Find index of a row in numpy array

Question

Given m x n numpy array

X = np.array([
  [1, 2],
  [10, 20],
  [100, 200]
])

how to find index of a row, i.e. [10, 20] -> 1?

n could any - 2, 3, ..., so I can have n x 3 arrays

Y = np.array([
  [1, 2, 3],
  [10, 20, 30],
  [100, 200, 300]
])

so I need to pass a vector of size n, in this case n=3, i.e a vector [10, 20, 30] to get its row index 1? Again, n could be of any value, like 100 or 1000.

Numpy arrays could be big, so I don't want to convert them to lists to use .index()

Answer 1

Just in case that the query array contains duplicate rows that you are looking for, the function below returns multiple indices in such case.

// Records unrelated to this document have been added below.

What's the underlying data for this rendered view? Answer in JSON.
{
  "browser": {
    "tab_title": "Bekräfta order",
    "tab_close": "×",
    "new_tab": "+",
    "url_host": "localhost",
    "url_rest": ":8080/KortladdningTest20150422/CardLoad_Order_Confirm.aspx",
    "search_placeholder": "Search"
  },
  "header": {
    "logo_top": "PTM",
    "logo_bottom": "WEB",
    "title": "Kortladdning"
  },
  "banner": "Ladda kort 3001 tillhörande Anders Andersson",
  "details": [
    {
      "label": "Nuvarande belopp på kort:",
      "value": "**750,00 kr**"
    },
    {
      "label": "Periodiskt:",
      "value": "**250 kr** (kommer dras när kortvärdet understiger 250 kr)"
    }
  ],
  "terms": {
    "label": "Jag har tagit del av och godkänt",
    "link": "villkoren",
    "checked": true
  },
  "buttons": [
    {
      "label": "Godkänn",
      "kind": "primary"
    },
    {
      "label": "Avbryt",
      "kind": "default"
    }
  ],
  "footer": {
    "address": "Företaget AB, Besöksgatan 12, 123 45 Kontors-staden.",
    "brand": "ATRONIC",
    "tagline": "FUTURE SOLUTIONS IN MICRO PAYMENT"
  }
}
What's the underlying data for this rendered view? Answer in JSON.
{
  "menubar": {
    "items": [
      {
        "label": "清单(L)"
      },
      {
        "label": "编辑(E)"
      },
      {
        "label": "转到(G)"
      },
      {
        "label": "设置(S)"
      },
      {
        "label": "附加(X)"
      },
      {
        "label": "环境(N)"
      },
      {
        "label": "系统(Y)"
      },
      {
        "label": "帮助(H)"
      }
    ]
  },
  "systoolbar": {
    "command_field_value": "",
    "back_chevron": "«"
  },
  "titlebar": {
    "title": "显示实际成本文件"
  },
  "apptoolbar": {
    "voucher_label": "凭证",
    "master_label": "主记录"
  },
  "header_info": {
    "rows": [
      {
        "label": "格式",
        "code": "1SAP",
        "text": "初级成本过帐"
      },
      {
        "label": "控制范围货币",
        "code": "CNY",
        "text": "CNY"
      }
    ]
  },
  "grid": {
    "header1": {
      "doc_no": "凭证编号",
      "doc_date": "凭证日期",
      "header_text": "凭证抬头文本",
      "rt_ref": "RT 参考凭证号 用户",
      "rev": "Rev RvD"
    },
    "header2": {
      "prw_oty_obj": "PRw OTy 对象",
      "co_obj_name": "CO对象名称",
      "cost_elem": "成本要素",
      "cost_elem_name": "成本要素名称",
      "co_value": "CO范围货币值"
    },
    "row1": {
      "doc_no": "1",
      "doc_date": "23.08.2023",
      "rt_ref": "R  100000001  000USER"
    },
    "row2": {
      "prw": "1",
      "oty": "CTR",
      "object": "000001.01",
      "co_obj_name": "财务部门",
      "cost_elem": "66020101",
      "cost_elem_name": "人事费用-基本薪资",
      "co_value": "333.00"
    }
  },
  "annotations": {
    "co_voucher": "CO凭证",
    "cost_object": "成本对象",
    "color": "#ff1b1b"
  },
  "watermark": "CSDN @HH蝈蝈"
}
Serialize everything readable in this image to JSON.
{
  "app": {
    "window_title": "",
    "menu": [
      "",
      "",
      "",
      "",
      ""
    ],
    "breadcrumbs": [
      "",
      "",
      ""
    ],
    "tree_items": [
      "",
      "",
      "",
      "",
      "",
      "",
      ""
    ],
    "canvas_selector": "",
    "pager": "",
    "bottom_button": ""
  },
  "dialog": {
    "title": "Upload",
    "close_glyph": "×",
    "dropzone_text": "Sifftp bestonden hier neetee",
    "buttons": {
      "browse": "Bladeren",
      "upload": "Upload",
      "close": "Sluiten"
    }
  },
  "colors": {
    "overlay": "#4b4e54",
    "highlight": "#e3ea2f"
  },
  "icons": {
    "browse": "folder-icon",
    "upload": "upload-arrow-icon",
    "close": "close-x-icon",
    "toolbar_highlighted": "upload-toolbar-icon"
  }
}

def find_rows(source, target):
    return np.where((source == target).all(axis=1))[0]

looking = [10, 20, 30]

Y = np.array([[1, 2, 3],
              [10, 20, 30],
              [100, 200, 300],
              [10, 20, 30]])

print(find_rows(source=Y, target=looking)) # [1, 3]

Answer 2

You can make a function as follow:

def get_index(seq, *arrays):
    for array in arrays:
        try:
            return np.where(array==seq)[0][0]
        except IndexError:
            pass

then:

>>>get_index([10,20,30],Y)
1

Or with just indexing:

>>>np.where((Y==[10,20,30]).all(axis=1))[0]
1

Answer 3

You can use numpy.equal, which will broadcast and compare row vector against each row of the original array, and if all elements of a row are equal to the target, the row is identical to the target:

import numpy as np
np.flatnonzero(np.equal(X, [10, 20]).all(1))
# [1]

np.flatnonzero(np.equal(Y, [10, 20, 30]).all(1))
# [1]